Türkiye’de öğretmenlerin birinci sorunu atanamamaktır. “Atanamayan öğretmen diye bir şey olur mu?” demeyin. “Bu sadece MEB’in sorunu değil!” “MEB herkese iş bulmak zorunda değil!” de demeyin. Bu sorun temelde herkesin sorunu ama çözmesi beklenen kurum Millî Eğitim Bakanlığı’dır. MEB’in üstüne yapışmış kalmış bir problemdir. MEB bu sorunu çözmeden rüştünü ispat edemez.

Eğitim fakülteleri sadece MEB’in ihtiyacı kadar ya da bu ihtiyaca yakın öğretmen yetiştirmelidir. MEB bu konuda YÖK ile sıkı iş birliğine gitmeli uzun vadeli planlamalar yapmalıdır. Hali hazırda bekleyen öğretmenleri de tüm öğretmen açığı karşılanacak şekilde atamalıdır. MEB’in öğretmen açığı olduğunu biliyoruz. Maliye ile tekrar ve acilen masaya oturmalı. Gerekirse diğer bazı projeleri iptal etmelidir. Elindeki parayı tablete ve akıllı tahtaya yatırmayı bırakıp öğretmene yatırmalıdır.

Ücretli öğretmenlik uygulaması çalışan için de işveren olan MEB için de tatmin edici değildir. Ücretli öğretmenlik yapanlar sadece atanamamış öğretmenler değildir. Bu kapsamda eğitim fakültesi mezunu olmayan veya fakülte mezunu bile olmayan ve formasyon eğitimi almamış insanlar da öğretmenlik yapmaktadır. Aldıkları ücret ise sadece ek ders karşılığı aldıkları paradır. Asgari ücretin bile altında bir miktardır.

Ücretli öğretmenlik uygulaması özellikle ilkokullarda yaygındır. Çocuklarımız eğitim hayatlarına uzman olmayan kişilerin ellerinde adım atmaktadırlar. İlkokul ve ortaokullardan başlayarak ücretli öğretmenlik kaldırılmalı ve en geç üç sene içinde öğretmen açığı kadrolu öğretmenlerle kapatılmalıdır. Hala ciddi öğretmen açığı var. “Eğitimin en büyük açığı nedir?” deyip duruyoruz. Meğer öğretmen açığıymış.
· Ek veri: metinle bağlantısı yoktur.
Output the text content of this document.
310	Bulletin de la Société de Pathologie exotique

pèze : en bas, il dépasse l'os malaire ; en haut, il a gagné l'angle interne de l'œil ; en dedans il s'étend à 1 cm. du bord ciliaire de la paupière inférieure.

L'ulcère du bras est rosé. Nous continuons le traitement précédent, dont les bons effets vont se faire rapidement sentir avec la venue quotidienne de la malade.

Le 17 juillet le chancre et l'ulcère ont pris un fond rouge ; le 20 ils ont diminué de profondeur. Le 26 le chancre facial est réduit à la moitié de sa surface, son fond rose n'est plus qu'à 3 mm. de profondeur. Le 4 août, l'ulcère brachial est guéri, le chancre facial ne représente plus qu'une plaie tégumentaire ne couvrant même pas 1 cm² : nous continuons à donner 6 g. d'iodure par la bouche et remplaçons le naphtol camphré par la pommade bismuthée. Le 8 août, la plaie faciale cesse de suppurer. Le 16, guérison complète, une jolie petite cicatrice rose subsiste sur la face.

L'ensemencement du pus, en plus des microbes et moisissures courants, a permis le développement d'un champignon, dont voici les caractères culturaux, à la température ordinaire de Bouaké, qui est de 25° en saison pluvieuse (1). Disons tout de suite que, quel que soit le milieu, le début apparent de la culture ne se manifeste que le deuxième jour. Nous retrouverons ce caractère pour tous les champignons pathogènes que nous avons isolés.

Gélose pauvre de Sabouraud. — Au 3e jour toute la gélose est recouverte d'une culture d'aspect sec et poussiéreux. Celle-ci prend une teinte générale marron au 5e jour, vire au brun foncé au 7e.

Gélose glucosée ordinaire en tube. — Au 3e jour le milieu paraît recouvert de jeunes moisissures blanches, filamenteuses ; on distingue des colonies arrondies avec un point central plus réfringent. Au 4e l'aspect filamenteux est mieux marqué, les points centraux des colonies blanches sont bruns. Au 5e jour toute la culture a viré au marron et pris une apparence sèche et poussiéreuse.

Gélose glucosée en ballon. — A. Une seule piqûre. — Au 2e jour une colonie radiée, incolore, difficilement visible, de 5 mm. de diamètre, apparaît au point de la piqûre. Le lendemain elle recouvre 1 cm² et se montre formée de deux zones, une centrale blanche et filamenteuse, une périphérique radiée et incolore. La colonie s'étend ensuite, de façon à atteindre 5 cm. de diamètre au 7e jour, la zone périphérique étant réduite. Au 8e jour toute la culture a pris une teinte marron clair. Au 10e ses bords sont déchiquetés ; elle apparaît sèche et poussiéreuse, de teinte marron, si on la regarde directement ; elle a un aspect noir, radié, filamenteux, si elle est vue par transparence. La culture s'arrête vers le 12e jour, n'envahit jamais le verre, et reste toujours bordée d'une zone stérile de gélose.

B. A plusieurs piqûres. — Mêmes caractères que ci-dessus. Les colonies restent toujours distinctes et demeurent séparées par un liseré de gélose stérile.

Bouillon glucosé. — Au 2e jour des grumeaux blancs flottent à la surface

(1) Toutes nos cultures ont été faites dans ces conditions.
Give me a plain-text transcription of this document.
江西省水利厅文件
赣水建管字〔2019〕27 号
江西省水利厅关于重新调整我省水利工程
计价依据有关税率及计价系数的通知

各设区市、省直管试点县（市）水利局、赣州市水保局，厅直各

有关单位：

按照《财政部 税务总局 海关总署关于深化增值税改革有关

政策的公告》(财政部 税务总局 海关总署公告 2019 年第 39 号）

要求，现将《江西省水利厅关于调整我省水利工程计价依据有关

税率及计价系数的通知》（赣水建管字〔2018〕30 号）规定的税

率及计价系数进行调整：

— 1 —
Sözleşmeli öğretmenler kadrolu öğretmenlerle aynı maaşı almakla birlikte sözleşmeli öğretmenlik uygulaması pek çok açıdan sorunludur. Bu kapsamda atanan öğretmenler eş durumundan tayin isteyememektedirler. Anayasaya aykırıdır. İnsani ve İslami hiçbir kriterle bağdaşmamaktadır. Sorunu çözmek için; atanamayan öğretmenlerin zor durumlarından yararlanılması mantığı ile kurulmuştur. Temelinde öğretmene ve temel insan haklarına saygı yoktur. Peki sözleşmeli öğretmenlik ile ne amaçlanıyor? Öğretmenlerimizin doğu illerini ve hayat şartları zor olan bölgeleri erken terk etmeleri önlenmeye çalışılıyor. İsteniyor ki zor şartları olan bölgelerde de çalışsınlar. Amaçta sıkıntı yok.

Sıkıntılı olan MEB’in işsiz öğretmenleri bu şartla atamasıdır. Doğru uygulama şu şekilde yapılmalıdır. Zor bölgelerin şartları kolaylaştırılmalıdır. Maaş arttırılmalı ya da lojman sağlanmalıdır. Maaş derken çift maaştan bahsetmiyorum. Ülkenin en zor bölgesi için bile birkaç yüz liralık bir maaş farkı bazı öğretmenlerin fikrini etkileyecektir. Bu iş birkaç basit önlemle çözülebilir. Fakat problem, teşvik mekanizmaları harekete geçirilmeden ve sürdürülebilir olmayan tedbirlerle çözülmeye çalışılıyor.